A challenging tension

I have been reflecting on an interesting tension, which I can see no obvious way to resolve. So, as I often do in such situations, I thought I'd write about it, both to clarify my own thoughts and in the hope that others might be interested and might have insights to share. 

So here's the thing. One of the issues that the current enthusiasm for Diversity and Inclusion as values is addressing, is the phenomenon known as 'othering.' (I know, my linguistic sensitivities don't like it either, but it seems to be the vogue term). This is the process of identifying someone or some group as outsiders, often accompanied by negative stereotyping,  For a full (and fairly typical) account, see here. Clearly, this can be problematic, whether in an organisational context, when it will impede working relationships and therefore organisational effectiveness, and also at a societal level, when it can lay the foundations for prejudicial discrimination, and in extremis, de-humanisation and persecution. 

One of the responses to this is to lay great stress on our common humanity, and to expand the bandwidth of what we perceive as normal, so that we do not see people who are different from us as abnormal, or 'other.' A fairly common example is when people say, with regard to Autism Spectrum Disorders, ' Of course, we're all on the spectrum somewhere.' Yet this well-intentioned attempt to normalise ASD can meet a very angry response. Some people with ASD, and those who advocate for them, point out that this approach has several unhelpful, unintended consequences.

One is that it risks minimising the very real difficulties some people face. For example, I am not particularly socially skilled, particularly in unstructured situations. But to attribute that to my being 'a bit on the spectrum' seems to belittle the very significant difficulties some of the people I know with autism encounter in such contexts. They (and I) would argue it is a difference in kind, not just of degree.

A second and related risk is that it may obscure the need for reasonable adjustments at work and in broader society to enable the full and fair participation.

So that's the tension: how do we sufficiently normalise difference that we reduce the risk of othering, whilst maintaining sufficient and useful distinctions, so as to ensure that differing needs are fully understood and met?

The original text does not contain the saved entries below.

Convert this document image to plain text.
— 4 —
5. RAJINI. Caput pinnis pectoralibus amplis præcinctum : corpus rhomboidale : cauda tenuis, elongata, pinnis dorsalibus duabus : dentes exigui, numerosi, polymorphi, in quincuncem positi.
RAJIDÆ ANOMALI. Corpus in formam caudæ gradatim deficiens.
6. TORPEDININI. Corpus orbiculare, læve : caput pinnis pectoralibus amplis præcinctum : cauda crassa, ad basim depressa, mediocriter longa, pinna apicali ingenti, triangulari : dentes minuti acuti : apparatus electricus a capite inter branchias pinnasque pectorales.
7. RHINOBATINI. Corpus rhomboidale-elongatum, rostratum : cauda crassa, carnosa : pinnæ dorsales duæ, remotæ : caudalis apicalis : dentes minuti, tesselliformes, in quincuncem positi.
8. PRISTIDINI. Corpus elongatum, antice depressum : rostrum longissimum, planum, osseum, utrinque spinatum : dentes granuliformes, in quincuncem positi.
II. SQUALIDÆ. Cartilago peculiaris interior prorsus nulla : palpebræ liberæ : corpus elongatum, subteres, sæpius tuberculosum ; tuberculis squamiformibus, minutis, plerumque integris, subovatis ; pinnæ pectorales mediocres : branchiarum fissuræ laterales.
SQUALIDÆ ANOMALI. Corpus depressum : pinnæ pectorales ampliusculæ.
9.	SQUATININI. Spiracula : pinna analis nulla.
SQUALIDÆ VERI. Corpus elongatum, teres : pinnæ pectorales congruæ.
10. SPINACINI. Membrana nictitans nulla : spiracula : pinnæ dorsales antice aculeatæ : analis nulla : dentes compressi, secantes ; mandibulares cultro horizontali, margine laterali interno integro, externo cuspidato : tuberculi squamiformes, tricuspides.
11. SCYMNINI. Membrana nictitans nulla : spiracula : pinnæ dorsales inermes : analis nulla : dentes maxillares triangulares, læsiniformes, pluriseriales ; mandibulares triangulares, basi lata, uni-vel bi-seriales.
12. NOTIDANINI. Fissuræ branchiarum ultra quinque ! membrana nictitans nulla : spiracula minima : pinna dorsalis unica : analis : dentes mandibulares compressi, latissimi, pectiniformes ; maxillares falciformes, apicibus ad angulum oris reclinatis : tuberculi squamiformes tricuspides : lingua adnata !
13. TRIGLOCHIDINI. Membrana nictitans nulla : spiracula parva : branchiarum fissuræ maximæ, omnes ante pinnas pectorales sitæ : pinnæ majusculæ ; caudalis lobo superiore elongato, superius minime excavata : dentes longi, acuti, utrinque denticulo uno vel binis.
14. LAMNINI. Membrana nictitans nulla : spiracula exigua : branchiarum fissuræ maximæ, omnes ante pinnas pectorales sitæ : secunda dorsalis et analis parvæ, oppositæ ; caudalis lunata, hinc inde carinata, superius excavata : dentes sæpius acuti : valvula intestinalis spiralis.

Images: Tug-of-war generated by 123RF; Autism Spectrum seen repeatedly on Linked In, but I haven't found an attribution or originator: happy to credit if anyone tells me!

1 comment:

  1. This whole business of 'othering' and ' normalising' is one of the many losses we suffer from losing real communities and living isolated lives even in densely populated areas. The 'village idiot' and the local witch might have been recognised as different but they still had their place and function in the community. I wonder if we should leave the new terminology aside and remember to see people as people, neighbours, colleagues, strangers, but always people. I'm sure you've found in your work that once you actually communicate with people , however different or ' other's they may be, there is always a link or level at which the difference slides away end co communication happens. Labelling conditions can be very useful.and helpful but sometimes it really impedes progress. Each person in each situation is different. Clear as mud?!